Taking place in the city’s Mayfield Depot – a cavernous former railway station – the influence of Manchester’s heady nightlife, both past and present, was palpable from the off.
The space was given a facelift in 2019, and now houses up to 10,000 punters most weekends, for parties such as The Warehouse Project. Fittingly, a techno soundtrack kicked off as the first looks were marched down a stark white runway in front of an audience including Andrew Garfield, Emma D’Arcy and New Order legend, Bernard Sumner.
The collaboration took typical elements of a sports collection, such as windbreakers, leggings, bodysuits and swimming trunks, but gave them the Ackmermann punch. Just the colour palette alone was a visual feast, with acid lime greens, electric blues, and tangerine orange all working, somehow, harmoniously with one another.
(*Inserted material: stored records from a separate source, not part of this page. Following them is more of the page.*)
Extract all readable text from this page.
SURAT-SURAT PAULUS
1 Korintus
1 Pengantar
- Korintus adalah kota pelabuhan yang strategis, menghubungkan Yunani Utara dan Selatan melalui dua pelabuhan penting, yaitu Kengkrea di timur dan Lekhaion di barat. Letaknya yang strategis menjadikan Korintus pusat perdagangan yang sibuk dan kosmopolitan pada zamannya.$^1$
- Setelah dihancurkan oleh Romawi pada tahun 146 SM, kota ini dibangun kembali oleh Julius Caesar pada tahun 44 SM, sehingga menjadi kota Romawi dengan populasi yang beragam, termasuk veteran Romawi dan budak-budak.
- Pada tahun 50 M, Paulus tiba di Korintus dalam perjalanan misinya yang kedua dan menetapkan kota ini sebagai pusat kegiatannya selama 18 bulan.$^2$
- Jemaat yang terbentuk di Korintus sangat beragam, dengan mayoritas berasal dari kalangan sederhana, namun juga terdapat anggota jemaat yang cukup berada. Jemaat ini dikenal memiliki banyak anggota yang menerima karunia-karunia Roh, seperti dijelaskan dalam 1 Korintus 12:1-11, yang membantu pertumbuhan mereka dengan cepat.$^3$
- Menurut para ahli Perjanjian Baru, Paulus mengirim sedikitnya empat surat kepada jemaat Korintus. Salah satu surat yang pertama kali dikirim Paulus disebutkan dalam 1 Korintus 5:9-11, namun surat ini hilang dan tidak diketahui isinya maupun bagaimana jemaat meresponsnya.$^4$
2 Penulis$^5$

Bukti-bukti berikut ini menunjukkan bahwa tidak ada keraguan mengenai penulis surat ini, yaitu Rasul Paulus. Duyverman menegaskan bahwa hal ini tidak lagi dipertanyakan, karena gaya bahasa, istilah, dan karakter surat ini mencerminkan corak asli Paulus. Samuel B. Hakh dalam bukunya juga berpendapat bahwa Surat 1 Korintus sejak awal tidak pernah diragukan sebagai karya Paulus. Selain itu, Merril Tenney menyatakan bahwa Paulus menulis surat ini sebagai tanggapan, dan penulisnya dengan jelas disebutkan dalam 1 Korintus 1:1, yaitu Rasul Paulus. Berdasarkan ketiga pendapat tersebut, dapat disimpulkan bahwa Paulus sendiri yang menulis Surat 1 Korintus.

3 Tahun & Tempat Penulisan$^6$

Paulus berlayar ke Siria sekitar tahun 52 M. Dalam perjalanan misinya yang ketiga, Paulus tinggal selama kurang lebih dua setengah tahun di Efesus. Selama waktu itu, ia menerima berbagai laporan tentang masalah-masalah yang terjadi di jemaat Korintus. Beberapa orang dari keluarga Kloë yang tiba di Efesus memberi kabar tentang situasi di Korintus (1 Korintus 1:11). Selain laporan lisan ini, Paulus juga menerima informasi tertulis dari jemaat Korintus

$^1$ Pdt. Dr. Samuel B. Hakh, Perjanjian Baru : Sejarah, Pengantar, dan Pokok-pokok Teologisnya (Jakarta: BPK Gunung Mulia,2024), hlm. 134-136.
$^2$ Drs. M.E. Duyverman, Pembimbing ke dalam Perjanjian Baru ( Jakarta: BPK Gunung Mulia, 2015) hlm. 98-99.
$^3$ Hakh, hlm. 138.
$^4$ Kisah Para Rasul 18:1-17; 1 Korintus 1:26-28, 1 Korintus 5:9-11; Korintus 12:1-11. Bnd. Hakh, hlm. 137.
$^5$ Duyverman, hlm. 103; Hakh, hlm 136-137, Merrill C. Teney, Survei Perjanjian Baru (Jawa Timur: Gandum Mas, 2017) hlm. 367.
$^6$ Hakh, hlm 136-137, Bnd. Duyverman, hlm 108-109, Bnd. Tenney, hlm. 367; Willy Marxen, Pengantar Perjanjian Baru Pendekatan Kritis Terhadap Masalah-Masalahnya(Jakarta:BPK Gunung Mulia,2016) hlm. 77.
Ackermann wrote of striving for the “neatness of the youth cultures both Manchester and the rest of England are known for” – and that uniformity came out in droves, with slick bomber jackets, wraparound sunglasses and intense colour blocking forming like a cult movement before our eyes (movement being emphasised in more literal ways, too: bodysuits leaving the legs naked and free, and zip-up track tops massively oversized for space on the dancefloor).
There was nothing half-hearted about this latest collaboration from Fila: an all-dancing, all-moving shake-up of traditional sportswear that felt as giddy and alive as a Friday night in one of Manchester’s storied warehouse raves. Madferit.